"About someone who had beaten you always, and who you thought always would beat you, if you came in contact again. You would not tell me his name. Was it Mr. Carthew?"

"I would not answer the question then, Bertha, and you surely cannot expect me to answer it now."

"I do expect you to answer it."

"Then I must most emphatically decline to do so," he said. "What! do you think that if it were he, I would be so base as to discredit him now? For you must remember that I said that only one of my defeats was due to foul play, that most of the others were simply due to the fact that he was a better man than I was. The matter has long since been forgotten, and, whoever it is, I would not prejudice him in the opinion of anyone by raising up that old story. I have no shadow of proof that it was he who damaged my boat. It might have been the act of some boatman about the place who had laid his money against my winning."

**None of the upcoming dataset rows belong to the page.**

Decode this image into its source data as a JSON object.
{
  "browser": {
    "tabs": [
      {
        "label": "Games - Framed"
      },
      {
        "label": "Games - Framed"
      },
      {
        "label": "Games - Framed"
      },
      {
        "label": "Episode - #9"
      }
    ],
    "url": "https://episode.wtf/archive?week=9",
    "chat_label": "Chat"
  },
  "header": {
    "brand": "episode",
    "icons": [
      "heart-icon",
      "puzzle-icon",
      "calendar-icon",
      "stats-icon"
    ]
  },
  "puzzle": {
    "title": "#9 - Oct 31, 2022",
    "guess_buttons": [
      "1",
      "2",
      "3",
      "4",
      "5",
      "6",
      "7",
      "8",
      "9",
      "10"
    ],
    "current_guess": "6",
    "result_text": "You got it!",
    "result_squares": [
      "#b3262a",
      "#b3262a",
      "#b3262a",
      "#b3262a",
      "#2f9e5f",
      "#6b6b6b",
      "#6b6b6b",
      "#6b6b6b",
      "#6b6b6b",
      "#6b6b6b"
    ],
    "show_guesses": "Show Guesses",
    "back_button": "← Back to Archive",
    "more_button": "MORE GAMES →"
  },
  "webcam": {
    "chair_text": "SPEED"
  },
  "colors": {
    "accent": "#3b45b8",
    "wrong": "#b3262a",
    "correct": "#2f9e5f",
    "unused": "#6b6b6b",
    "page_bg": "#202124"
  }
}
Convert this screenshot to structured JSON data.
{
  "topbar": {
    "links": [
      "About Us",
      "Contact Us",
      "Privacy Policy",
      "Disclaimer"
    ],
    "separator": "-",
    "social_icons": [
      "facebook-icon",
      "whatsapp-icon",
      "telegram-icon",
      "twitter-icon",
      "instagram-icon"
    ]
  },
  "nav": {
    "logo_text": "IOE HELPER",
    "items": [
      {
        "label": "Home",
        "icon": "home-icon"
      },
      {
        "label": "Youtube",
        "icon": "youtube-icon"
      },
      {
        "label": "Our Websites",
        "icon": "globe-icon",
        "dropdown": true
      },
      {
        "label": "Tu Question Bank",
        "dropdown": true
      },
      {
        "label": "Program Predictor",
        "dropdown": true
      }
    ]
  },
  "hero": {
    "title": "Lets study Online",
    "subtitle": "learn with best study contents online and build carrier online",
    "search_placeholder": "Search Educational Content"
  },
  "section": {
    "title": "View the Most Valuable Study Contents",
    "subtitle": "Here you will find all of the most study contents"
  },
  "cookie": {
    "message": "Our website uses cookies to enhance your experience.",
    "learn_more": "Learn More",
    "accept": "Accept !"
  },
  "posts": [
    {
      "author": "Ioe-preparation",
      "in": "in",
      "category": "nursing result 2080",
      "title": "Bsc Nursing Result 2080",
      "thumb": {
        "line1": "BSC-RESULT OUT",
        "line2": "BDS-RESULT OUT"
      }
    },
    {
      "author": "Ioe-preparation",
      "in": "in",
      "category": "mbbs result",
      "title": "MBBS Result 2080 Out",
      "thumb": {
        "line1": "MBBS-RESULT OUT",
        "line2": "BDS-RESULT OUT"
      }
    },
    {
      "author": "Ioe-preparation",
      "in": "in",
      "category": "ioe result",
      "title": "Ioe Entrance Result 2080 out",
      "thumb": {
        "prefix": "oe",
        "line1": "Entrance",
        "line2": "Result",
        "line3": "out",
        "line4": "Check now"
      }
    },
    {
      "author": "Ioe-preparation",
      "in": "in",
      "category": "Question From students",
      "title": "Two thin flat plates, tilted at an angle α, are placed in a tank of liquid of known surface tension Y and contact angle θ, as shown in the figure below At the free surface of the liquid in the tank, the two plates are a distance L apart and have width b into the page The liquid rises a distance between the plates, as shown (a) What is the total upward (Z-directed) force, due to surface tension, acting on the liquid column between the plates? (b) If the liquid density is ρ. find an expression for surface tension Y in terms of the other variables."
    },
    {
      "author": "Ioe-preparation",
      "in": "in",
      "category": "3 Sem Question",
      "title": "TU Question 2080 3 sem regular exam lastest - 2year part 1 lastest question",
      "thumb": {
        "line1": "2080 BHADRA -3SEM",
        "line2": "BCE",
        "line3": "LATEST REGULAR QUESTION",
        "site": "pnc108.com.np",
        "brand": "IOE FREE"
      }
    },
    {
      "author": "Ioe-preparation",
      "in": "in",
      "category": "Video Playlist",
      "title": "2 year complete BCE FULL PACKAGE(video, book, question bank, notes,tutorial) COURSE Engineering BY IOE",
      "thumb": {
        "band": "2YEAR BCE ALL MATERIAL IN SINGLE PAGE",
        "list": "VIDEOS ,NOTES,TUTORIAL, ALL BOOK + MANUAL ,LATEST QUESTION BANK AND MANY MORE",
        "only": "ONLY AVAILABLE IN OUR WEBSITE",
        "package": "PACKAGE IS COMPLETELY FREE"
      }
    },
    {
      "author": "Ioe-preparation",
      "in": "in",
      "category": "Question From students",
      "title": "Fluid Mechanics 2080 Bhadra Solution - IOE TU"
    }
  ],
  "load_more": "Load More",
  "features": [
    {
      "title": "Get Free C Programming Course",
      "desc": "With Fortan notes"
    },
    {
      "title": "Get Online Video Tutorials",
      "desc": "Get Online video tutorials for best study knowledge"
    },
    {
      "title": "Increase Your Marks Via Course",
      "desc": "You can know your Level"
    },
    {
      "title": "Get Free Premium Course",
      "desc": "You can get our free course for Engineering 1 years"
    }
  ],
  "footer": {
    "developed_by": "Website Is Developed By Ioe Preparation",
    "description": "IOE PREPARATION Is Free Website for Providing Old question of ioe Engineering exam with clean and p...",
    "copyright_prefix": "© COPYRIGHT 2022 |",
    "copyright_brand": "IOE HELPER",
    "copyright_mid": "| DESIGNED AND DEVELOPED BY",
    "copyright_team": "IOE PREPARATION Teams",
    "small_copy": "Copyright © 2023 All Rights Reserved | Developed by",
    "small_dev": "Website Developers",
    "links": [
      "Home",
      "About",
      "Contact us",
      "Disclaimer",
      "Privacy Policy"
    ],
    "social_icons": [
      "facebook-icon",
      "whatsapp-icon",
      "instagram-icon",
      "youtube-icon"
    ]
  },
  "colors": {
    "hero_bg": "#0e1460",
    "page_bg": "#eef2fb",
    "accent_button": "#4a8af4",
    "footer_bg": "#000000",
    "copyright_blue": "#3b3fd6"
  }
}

"That is enough," she said quietly. "I did not think that you would tell me whether it was Mr. Carthew, but I was sure that if it were not he you would not hesitate to say so. Thank you, that is all I wanted to see you for. What you said yesterday brought that talk we had so vividly into my mind that I could not resist asking you. It explained what seemed to me at the time to be strange; how it was that you, who are generally so cordial in your manner, were so cold to him when you first met him at our house. I thought that there might be something more serious—" and she looked him full in the face.

"Perhaps I am a prejudiced beggar," he said, with an attempt to smile, and then added somewhat bitterly; "You see things since have not been calculated to make me specially generous in his case."

She did not reply, and after a moment's pause he said, "Well, as Lady Greendale seems to be busy, I will be going."

"You will come to the ball tomorrow evening, won't you?" she asked.

"I suppose I shall have to," he said. "If I win, though mind I feel sure that I shan't, it will seem odd if I don't come. If I lose, it will look as if I sulked."

"You must come," she said, "and you must have a dance with me. You have not been keeping your word, Major Mallett. You said that you would always be the same to me, and you are not. You have never once asked me to dance with you, and you are changed altogether."